3.1.2 Solubilised Starch. When sufficient energy has been applied to a starch system to completely erase all supra-molecular order, then the expectation is that the constituent polymers will behave as any other polymeric system. In several respects this is the case. One example is in phase separation behaviour. Despite the chemical similarity of amylose and amylopectin, mixtures of the two in solution show evidence of phase separation both with themselves and added polymers. A second example is in the behaviour of depolymerised starches as modulators of freezing (at high moisture) and solidification or glass-like (at low moisture) properties. In the absence of retrogradation, there is nothing unexpected in these properties of starch polymers based on the general physico-chemical principles of polymer behaviour.
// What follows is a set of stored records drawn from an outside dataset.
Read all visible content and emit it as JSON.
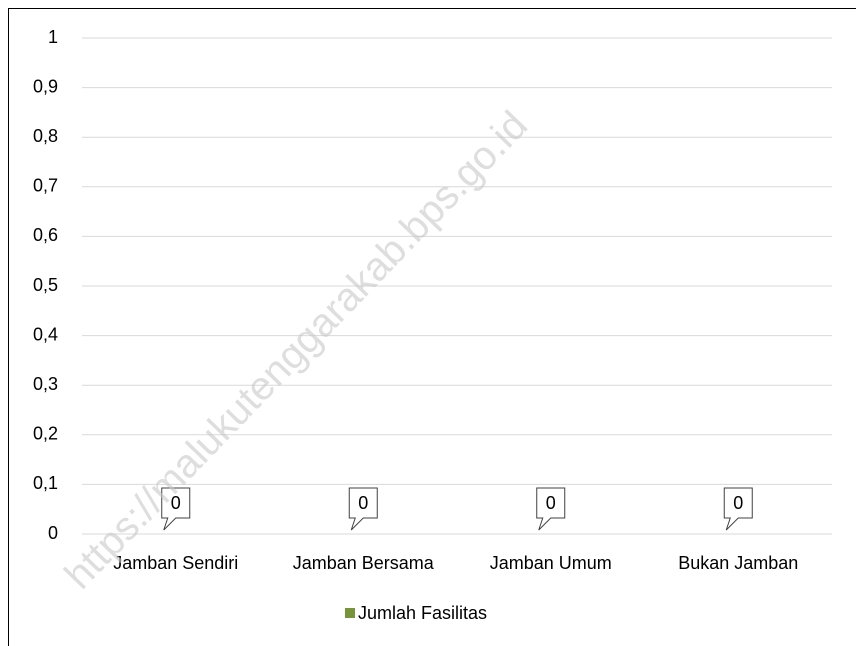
{
  "chart_data": {
    "type": "bar",
    "categories": [
      "Jamban Sendiri",
      "Jamban Bersama",
      "Jamban Umum",
      "Bukan Jamban"
    ],
    "series": [
      {
        "name": "Jumlah Fasilitas",
        "color": "#77933c",
        "values": [
          0,
          0,
          0,
          0
        ]
      }
    ],
    "ylim": [
      0,
      1
    ],
    "yticks": [
      0,
      {
        "value": 0.1,
        "label": "0,1"
      },
      {
        "value": 0.2,
        "label": "0,2"
      },
      {
        "value": 0.3,
        "label": "0,3"
      },
      {
        "value": 0.4,
        "label": "0,4"
      },
      {
        "value": 0.5,
        "label": "0,5"
      },
      {
        "value": 0.6,
        "label": "0,6"
      },
      {
        "value": 0.7,
        "label": "0,7"
      },
      {
        "value": 0.8,
        "label": "0,8"
      },
      {
        "value": 0.9,
        "label": "0,9"
      },
      1
    ],
    "grid": true,
    "legend": "bottom",
    "watermark": "https://malukutenggarakab.bps.go.id"
  }
}
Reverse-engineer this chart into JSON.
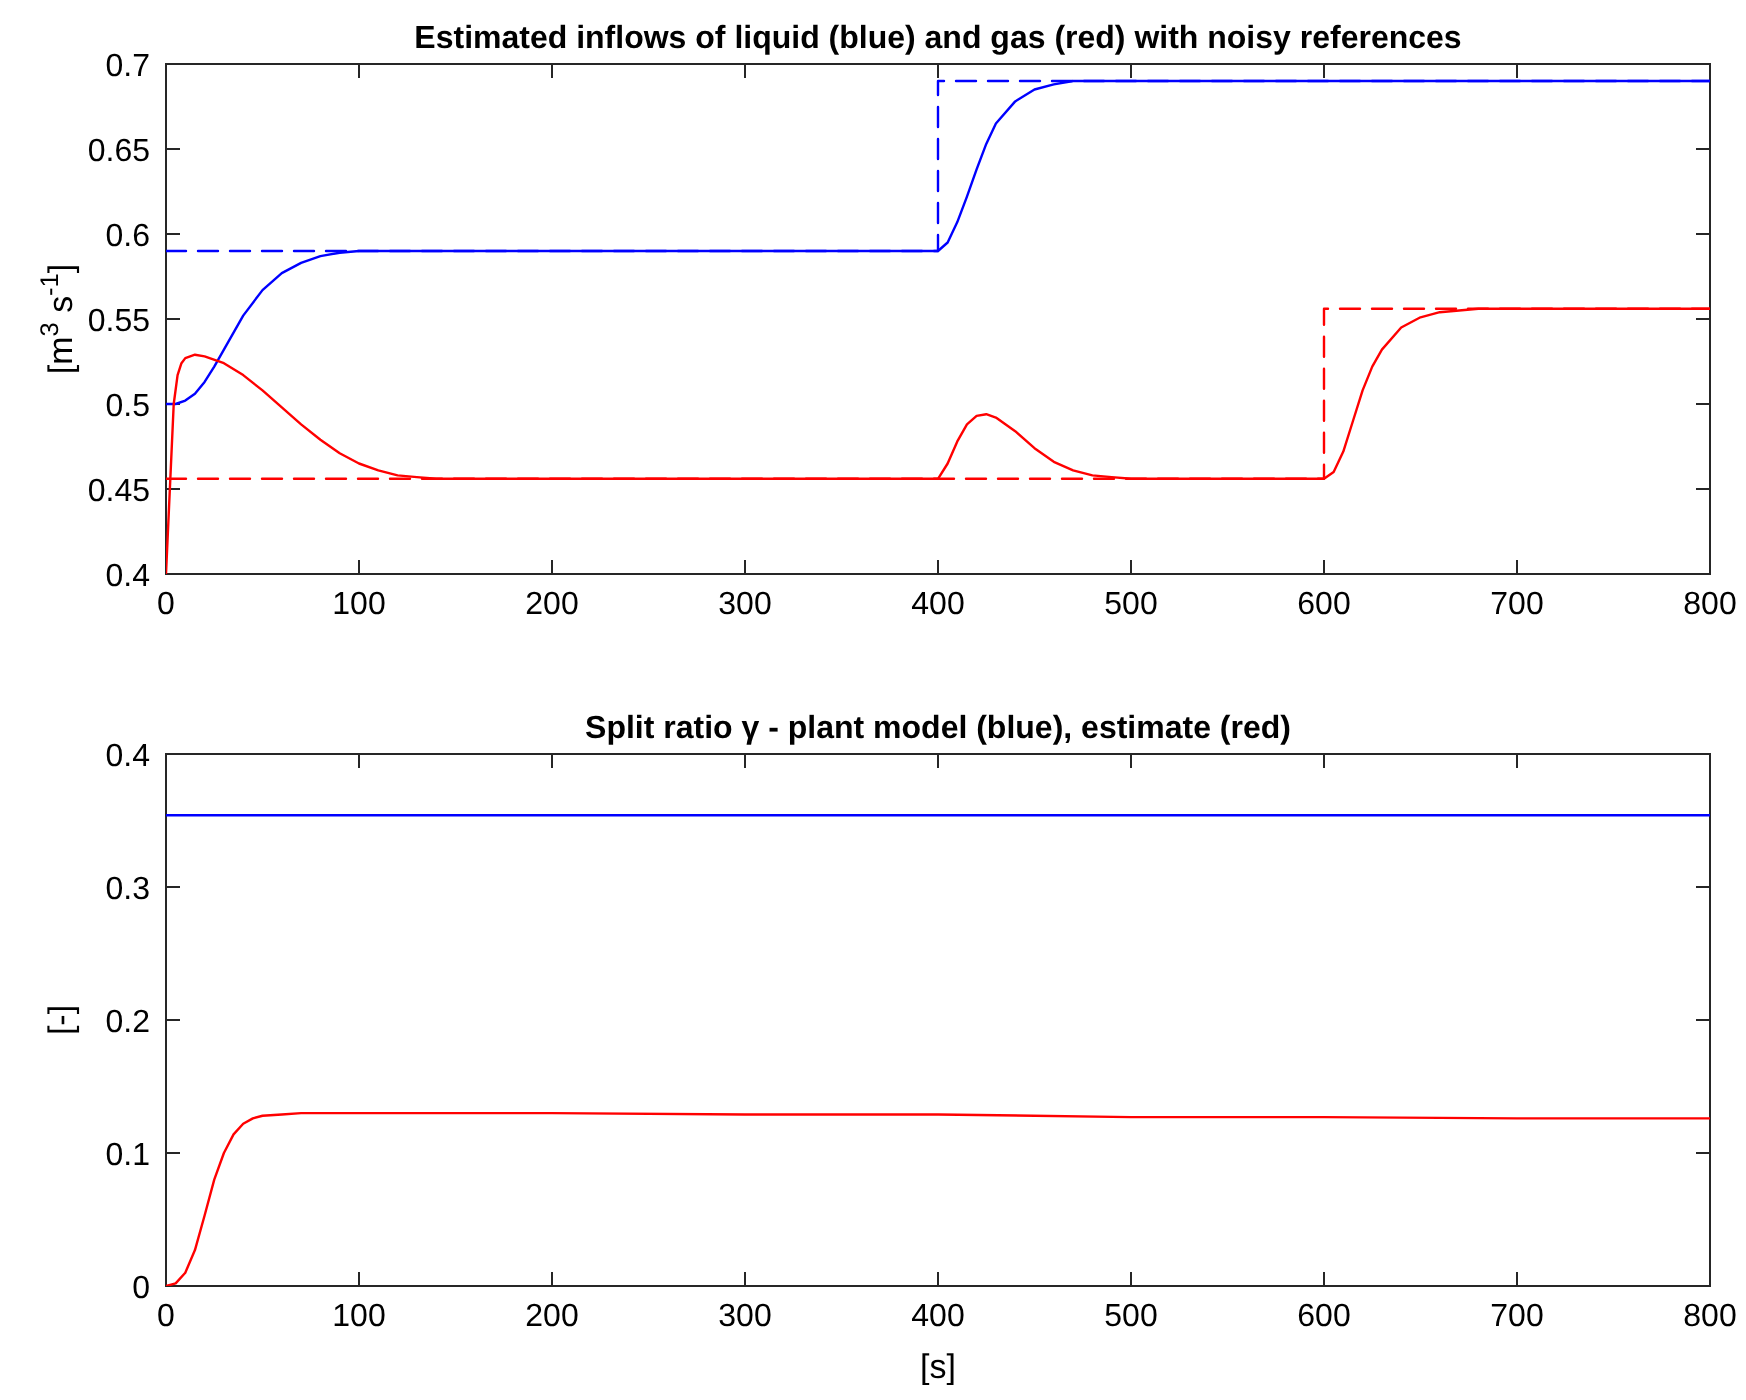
{
  "chart_data": [
    {
      "type": "line",
      "title": "Estimated inflows of liquid (blue) and gas (red) with noisy references",
      "ylabel": "[m$^{3}$ s$^{-1}$]",
      "xlim": [
        0,
        800
      ],
      "ylim": [
        0.4,
        0.7
      ],
      "xticks": [
        0,
        100,
        200,
        300,
        400,
        500,
        600,
        700,
        800
      ],
      "yticks": [
        0.4,
        0.45,
        0.5,
        0.55,
        0.6,
        0.65,
        0.7
      ],
      "grid": false,
      "series": [
        {
          "color": "#0000ff",
          "line_style": "dashed",
          "x": [
            0,
            400,
            400,
            800
          ],
          "values": [
            0.59,
            0.59,
            0.69,
            0.69
          ]
        },
        {
          "color": "#ff0000",
          "line_style": "dashed",
          "x": [
            0,
            600,
            600,
            800
          ],
          "values": [
            0.456,
            0.456,
            0.556,
            0.556
          ]
        },
        {
          "color": "#0000ff",
          "line_style": "solid",
          "x": [
            0,
            5,
            10,
            15,
            20,
            25,
            30,
            40,
            50,
            60,
            70,
            80,
            90,
            100,
            120,
            150,
            200,
            300,
            400,
            405,
            410,
            415,
            420,
            425,
            430,
            440,
            450,
            460,
            470,
            480,
            500,
            550,
            600,
            700,
            800
          ],
          "values": [
            0.5,
            0.5,
            0.502,
            0.506,
            0.513,
            0.522,
            0.532,
            0.552,
            0.567,
            0.577,
            0.583,
            0.587,
            0.589,
            0.59,
            0.59,
            0.59,
            0.59,
            0.59,
            0.59,
            0.595,
            0.607,
            0.622,
            0.638,
            0.653,
            0.665,
            0.678,
            0.685,
            0.688,
            0.69,
            0.69,
            0.69,
            0.69,
            0.69,
            0.69,
            0.69
          ]
        },
        {
          "color": "#ff0000",
          "line_style": "solid",
          "x": [
            0,
            2,
            4,
            6,
            8,
            10,
            15,
            20,
            30,
            40,
            50,
            60,
            70,
            80,
            90,
            100,
            110,
            120,
            130,
            140,
            150,
            170,
            200,
            300,
            400,
            405,
            410,
            415,
            420,
            425,
            430,
            440,
            450,
            460,
            470,
            480,
            490,
            500,
            550,
            600,
            605,
            610,
            615,
            620,
            625,
            630,
            640,
            650,
            660,
            670,
            680,
            700,
            800
          ],
          "values": [
            0.4,
            0.45,
            0.5,
            0.517,
            0.524,
            0.527,
            0.529,
            0.528,
            0.524,
            0.517,
            0.508,
            0.498,
            0.488,
            0.479,
            0.471,
            0.465,
            0.461,
            0.458,
            0.457,
            0.456,
            0.456,
            0.456,
            0.456,
            0.456,
            0.456,
            0.465,
            0.478,
            0.488,
            0.493,
            0.494,
            0.492,
            0.484,
            0.474,
            0.466,
            0.461,
            0.458,
            0.457,
            0.456,
            0.456,
            0.456,
            0.46,
            0.472,
            0.49,
            0.508,
            0.522,
            0.532,
            0.545,
            0.551,
            0.554,
            0.555,
            0.556,
            0.556,
            0.556
          ]
        }
      ]
    },
    {
      "type": "line",
      "title": "Split ratio γ - plant model (blue), estimate (red)",
      "xlabel": "[s]",
      "ylabel": "[-]",
      "xlim": [
        0,
        800
      ],
      "ylim": [
        0,
        0.4
      ],
      "xticks": [
        0,
        100,
        200,
        300,
        400,
        500,
        600,
        700,
        800
      ],
      "yticks": [
        0,
        0.1,
        0.2,
        0.3,
        0.4
      ],
      "grid": false,
      "series": [
        {
          "color": "#0000ff",
          "line_style": "solid",
          "x": [
            0,
            800
          ],
          "values": [
            0.354,
            0.354
          ]
        },
        {
          "color": "#ff0000",
          "line_style": "solid",
          "x": [
            0,
            5,
            10,
            15,
            20,
            25,
            30,
            35,
            40,
            45,
            50,
            60,
            70,
            80,
            100,
            200,
            300,
            400,
            500,
            600,
            700,
            800
          ],
          "values": [
            0,
            0.002,
            0.01,
            0.027,
            0.053,
            0.08,
            0.1,
            0.114,
            0.122,
            0.126,
            0.128,
            0.129,
            0.13,
            0.13,
            0.13,
            0.13,
            0.129,
            0.129,
            0.127,
            0.127,
            0.126,
            0.126
          ]
        }
      ]
    }
  ]
}
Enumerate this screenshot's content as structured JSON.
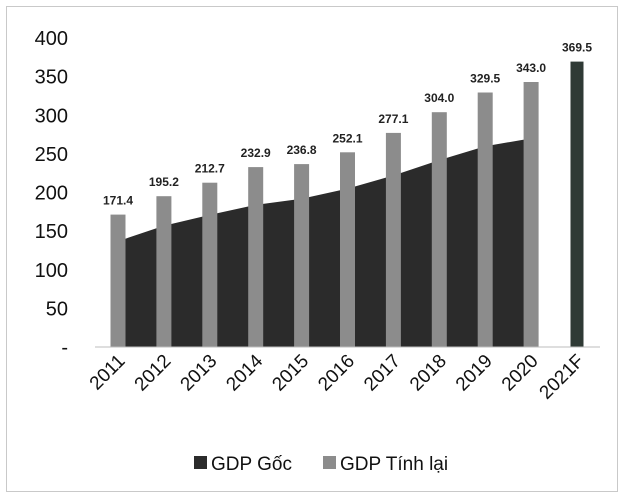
{
  "chart_data": {
    "type": "bar",
    "categories": [
      "2011",
      "2012",
      "2013",
      "2014",
      "2015",
      "2016",
      "2017",
      "2018",
      "2019",
      "2020",
      "2021F"
    ],
    "series": [
      {
        "name": "GDP Gốc",
        "kind": "area",
        "color": "#2b2b2b",
        "values": [
          137,
          157,
          171,
          184,
          192,
          205,
          222,
          242,
          260,
          270,
          null
        ]
      },
      {
        "name": "GDP Tính lại",
        "kind": "bar",
        "color": "#8c8c8c",
        "values": [
          171.4,
          195.2,
          212.7,
          232.9,
          236.8,
          252.1,
          277.1,
          304.0,
          329.5,
          343.0,
          null
        ]
      },
      {
        "name": "",
        "kind": "bar",
        "color": "#2f3a35",
        "values": [
          null,
          null,
          null,
          null,
          null,
          null,
          null,
          null,
          null,
          null,
          369.5
        ]
      }
    ],
    "data_labels": [
      "171.4",
      "195.2",
      "212.7",
      "232.9",
      "236.8",
      "252.1",
      "277.1",
      "304.0",
      "329.5",
      "343.0",
      "369.5"
    ],
    "yticks": [
      "-",
      "50",
      "100",
      "150",
      "200",
      "250",
      "300",
      "350",
      "400"
    ],
    "ylim": [
      0,
      400
    ],
    "grid": false,
    "legend_position": "bottom",
    "title": "",
    "xlabel": "",
    "ylabel": ""
  }
}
3.1.3 Retrogradation. Retrogradation is a word invented and defined by the starch community. In essence, however, the underlying mechanisms are analogous to those found for many other helix-forming polysaccharides. This stems from the central role of double helix formation in either amylose or amylopectin retrogradation behaviour. For long amylose chains, gelation and related network properties are a direct result of multiple helix formation creating a meshwork of cross-links between chains in an exactly analogous mechanism to e.g. gelatin or agar. For amylopectin, the analogies are fewer due to the unusual clustering of relatively short branches. Nevertheless the factors affecting double helix formation in amylopectin and underlying e.g. bread staling are in general predictable based on the mechanism involved.

Complexity increases when mixtures of amylose and amylopectin are retrograding. Relevant questions here include the kinetics of phase separation compared with those for double helix formation and the possibility of helices linking amylose and amylopectin molecules. These factors are likely to be in a delicate balance, resulting in a richness of potential properties but also a difficulty in predicting the outcome. The effects of detailed amylose and amylopectin structure on mixtures of the two have not yet been put into a mechanistic framework.

3.2 Granule Level Functionality

3.2.l Swelling. Following the molecular level melting induced by heating granules, a swelling process ensues. When observed microscopically, it is apparent that individual granules in any population go through the structural disorganisation phase of gelatinisation (typically monitored by optical birefringence) over a narrow temperature range followed by a characteristic swelling behaviour. Attempts to describe the gelatinisation of a collection of granules as a single process are therefore inappropriate. Although swelling behaviour is characteristic for botanical origin, there is no coherent explanation for observed differences. One factor which is certainly important for cereal starches such as maize and wheat is the amount and location of non-polysaccharide components. This is most graphically demonstrated by the consequences of removing surface lipids and proteins with sodium dodecyl sulphate (SDS) extraction. Whilst the swelling properties of starches such as waxy maize and tapioca (which naturally exhibit rapid and extensive swelling) are unaffected, wheat and maize starch swelling is dramatically altered. Following SDS extraction, these starches show similarly rapid and extensive swelling as waxy maize and tapioca. This emphasises that in assessing the structural basis for starch functional properties, minor components as well as the major polysaccharides need to be taken into account.